EMC is taking a similar approach to ease of use. It's selling complementary management software for its high-end Symmetrix DMX-3 line that gives partners one interface from which to add new devices, manage devices, monitor and report on the performance of the storage system. The Symmetrix Management Console 6.0—just released as an upgrade this spring—is just one part of a simplification strategy EMC has put forward that includes optimizing performance of high-end systems. One feature is aimed at increasing the memory in the system to reduce the amount of input/output traffic to each disk. This allows larger-capacity disk drives to be used for the same workload it previously took many disks to support.

These changes lower costs, which helps EMC's partners sell, says Bob Wambach, EMC's senior director of Symmetrix product marketing.

"It's not like any mom-and-pop shop can do this type of work, but today we have a wider variety of partners that can capably and successfully sell, install and support our equipment," Wambach adds.

Open Systems Technologies (OST) could be the poster child for solution providers in the high-end enterprise storage space. Over the past five years, OST, of Grand Rapids, Mich., has grown revenue from less than $10 million to an expected $40 million this year. Much of that growth has come through enterprise storage sales, chiefly HP's StorageWorks XP Disk Array line, but also IBM's and NetApp's top-shelf systems, according to Jim VanderMey, vice president of technical operations at OST.

VanderMey says HP's product has provided such reliability and uptime that OST has had some big disaster-recovery wins in the health-care industry in Michigan, including HMO Priority Health and Michigan Metropolitan Hospital in Grand Rapids. The simplification of the products across the board has been a boost, he says.

"Traditional enterprise arrays have been architected for high availability and scalability and not for ease of use," says VanderMey, who took part in HP's early adopter training program for the latest release of the XP product. "But what we've seen is vendors working hard to solve management and provisioning problems with a combination of software and tools."

Ironically, VanderMey says OST, which exclusively has done enterprise-related storage solutions, is setting its sights downmarket because midsize customers have reached the point of having essentially the same storage requirements as much larger clients. "They have grown up, basically," he says.

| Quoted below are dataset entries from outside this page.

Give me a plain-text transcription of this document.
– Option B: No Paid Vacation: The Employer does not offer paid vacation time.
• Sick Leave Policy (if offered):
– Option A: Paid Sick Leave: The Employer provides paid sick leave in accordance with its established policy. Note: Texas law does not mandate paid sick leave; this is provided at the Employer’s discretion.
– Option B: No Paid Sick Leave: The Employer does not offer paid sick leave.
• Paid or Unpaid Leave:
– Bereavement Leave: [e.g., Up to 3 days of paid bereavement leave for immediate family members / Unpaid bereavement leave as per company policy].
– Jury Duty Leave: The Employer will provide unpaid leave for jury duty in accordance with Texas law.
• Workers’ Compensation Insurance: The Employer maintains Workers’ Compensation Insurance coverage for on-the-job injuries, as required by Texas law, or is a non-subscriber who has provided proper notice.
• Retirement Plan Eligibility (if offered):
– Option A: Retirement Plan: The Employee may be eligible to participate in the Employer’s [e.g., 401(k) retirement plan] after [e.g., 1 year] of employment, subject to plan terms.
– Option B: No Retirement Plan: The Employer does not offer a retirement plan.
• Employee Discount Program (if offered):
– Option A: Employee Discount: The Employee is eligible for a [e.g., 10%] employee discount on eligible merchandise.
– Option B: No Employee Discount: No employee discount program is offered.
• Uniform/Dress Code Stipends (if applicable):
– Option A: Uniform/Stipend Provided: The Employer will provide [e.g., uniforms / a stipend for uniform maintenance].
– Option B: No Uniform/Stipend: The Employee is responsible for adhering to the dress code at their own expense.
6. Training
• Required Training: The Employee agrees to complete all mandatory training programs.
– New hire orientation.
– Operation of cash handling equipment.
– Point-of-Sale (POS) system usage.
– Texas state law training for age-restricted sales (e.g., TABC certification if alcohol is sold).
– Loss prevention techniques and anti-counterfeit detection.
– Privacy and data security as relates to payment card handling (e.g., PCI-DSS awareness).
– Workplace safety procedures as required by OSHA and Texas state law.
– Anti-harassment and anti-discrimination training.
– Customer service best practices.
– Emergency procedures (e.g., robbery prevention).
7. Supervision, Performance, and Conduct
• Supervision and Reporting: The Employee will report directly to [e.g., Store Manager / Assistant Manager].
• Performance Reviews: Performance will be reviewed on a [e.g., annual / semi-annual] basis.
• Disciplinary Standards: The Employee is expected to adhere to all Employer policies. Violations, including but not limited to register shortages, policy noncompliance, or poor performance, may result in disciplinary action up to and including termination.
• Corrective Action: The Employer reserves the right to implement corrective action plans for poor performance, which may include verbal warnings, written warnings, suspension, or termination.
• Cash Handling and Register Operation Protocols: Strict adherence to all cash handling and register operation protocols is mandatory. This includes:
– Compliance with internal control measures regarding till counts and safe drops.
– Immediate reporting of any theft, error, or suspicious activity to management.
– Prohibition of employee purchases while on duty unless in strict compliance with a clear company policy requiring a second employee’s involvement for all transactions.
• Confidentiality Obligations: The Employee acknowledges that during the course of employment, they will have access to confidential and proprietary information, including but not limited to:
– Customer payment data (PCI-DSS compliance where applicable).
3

That trend bodes well for a broader swath of solution providers. As midmarket companies clamor for storage capacity with the highest-level features, vendors will increasingly turn to the channel to cover that market footprint. Consider Lenexa, Kan.-based Tallgrass Technologies, where high-end enterprise storage array sales are increasing about 10 percent to 20 percent a year based on work that won't be in short supply anytime soon.

"You'd be surprised by how many large companies still have fragmented storage and how many don't have centralized storage or even a road map for that," says Chris Jones, account executive at Tallgrass Technologies.

For small and midsize storage solution providers, it's time to move up.